Solo Exhibition at Grahamstown National Arts Festival
in the Trinity Hall.
From 29 June to 10 July 2016
Bretten - Anne Moolman
Synopsis
Motivation
The fragmentation of land due to human impact and territorial positioning is a global phenomenon. The intensity of fragmentation has become exponential due to the growth of the population and the critical need for food production.
The only areas of the landscape that have not been fragmented by humans are remote, inhospitable or infertile. Juxtaposition exists between pockets of intense human activity, and that which humans feel is either out of reach or not worth the effort. This leaves small areas of the natural environment which are in threat of being denuded by humans in the future as the natural resources become less.
Visual Process
The perception of the landscape in the history of South African landscape painting has largely been from eye level, with the horizon line being a dominant component of the picture plane. Foregoing the horizon line the landscape talks of endless land mass and veers more towards abstraction and perceptual diversity for the viewer.

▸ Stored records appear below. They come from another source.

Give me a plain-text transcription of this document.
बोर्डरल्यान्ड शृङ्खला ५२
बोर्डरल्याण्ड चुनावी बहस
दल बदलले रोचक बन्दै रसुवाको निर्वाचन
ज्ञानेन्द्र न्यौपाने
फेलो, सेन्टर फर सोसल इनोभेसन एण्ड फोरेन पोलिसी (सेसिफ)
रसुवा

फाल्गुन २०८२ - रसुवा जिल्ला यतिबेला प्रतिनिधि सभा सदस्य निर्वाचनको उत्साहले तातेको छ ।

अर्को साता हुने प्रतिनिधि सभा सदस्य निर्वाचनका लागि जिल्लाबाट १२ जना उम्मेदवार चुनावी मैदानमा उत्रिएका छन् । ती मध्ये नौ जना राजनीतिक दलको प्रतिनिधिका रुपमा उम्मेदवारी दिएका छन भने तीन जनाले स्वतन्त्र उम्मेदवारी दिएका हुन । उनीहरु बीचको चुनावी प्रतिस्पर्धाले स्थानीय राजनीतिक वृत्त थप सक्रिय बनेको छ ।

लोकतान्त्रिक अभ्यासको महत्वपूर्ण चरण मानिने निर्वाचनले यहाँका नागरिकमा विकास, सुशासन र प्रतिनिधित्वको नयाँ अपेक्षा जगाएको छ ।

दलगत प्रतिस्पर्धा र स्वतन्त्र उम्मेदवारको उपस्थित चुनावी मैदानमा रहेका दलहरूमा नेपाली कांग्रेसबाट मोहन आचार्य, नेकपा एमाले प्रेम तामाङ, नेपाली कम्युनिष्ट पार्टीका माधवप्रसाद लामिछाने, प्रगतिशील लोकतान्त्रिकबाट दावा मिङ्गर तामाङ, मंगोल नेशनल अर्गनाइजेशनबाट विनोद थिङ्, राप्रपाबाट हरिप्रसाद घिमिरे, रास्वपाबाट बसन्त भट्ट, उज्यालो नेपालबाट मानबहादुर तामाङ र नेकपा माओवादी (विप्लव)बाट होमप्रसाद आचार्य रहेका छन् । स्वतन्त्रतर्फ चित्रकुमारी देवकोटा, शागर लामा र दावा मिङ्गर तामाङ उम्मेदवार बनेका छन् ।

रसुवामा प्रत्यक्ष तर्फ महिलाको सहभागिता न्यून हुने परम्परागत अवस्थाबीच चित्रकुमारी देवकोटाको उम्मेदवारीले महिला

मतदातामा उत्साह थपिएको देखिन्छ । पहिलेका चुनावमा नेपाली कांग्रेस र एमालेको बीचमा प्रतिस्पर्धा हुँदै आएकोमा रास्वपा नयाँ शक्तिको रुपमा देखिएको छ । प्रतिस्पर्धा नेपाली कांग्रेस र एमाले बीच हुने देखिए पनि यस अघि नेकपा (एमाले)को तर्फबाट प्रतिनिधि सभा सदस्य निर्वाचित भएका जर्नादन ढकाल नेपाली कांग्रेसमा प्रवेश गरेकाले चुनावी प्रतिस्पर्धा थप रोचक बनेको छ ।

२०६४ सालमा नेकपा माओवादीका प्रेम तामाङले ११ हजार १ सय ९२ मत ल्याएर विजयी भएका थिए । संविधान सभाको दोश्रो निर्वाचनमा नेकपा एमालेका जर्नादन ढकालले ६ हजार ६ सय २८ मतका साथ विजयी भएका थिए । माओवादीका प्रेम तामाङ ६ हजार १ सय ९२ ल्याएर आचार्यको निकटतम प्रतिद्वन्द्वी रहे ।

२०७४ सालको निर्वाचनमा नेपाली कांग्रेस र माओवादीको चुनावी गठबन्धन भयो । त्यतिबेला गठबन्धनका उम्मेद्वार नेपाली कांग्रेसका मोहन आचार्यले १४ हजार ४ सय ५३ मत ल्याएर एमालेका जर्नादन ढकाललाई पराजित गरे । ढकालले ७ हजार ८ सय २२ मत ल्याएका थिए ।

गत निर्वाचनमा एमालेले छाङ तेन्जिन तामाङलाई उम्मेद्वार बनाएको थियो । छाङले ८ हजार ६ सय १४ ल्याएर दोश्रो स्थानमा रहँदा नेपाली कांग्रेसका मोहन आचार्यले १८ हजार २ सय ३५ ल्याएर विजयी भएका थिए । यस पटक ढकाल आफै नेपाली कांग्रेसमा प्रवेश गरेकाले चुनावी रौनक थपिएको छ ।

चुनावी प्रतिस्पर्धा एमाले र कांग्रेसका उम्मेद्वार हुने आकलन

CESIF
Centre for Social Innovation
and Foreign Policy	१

The mark-making process aspires towards speaking the language of visual diversity within the fragmentation of land, and is thus non-representational: an interpretative, abstracted mark, deconstructed and distilled from the representational world. The artworks are inspired by memory, experiences and visual imaginative perception.
Reasoning
Although my concerns for the natural environment are real and it troubles me that humans are so flippant regarding their main resource of life, I cannot divorce myself, as an artist, from the bounty of colour, texture and aesthetic appeal of what I see in fragments of land.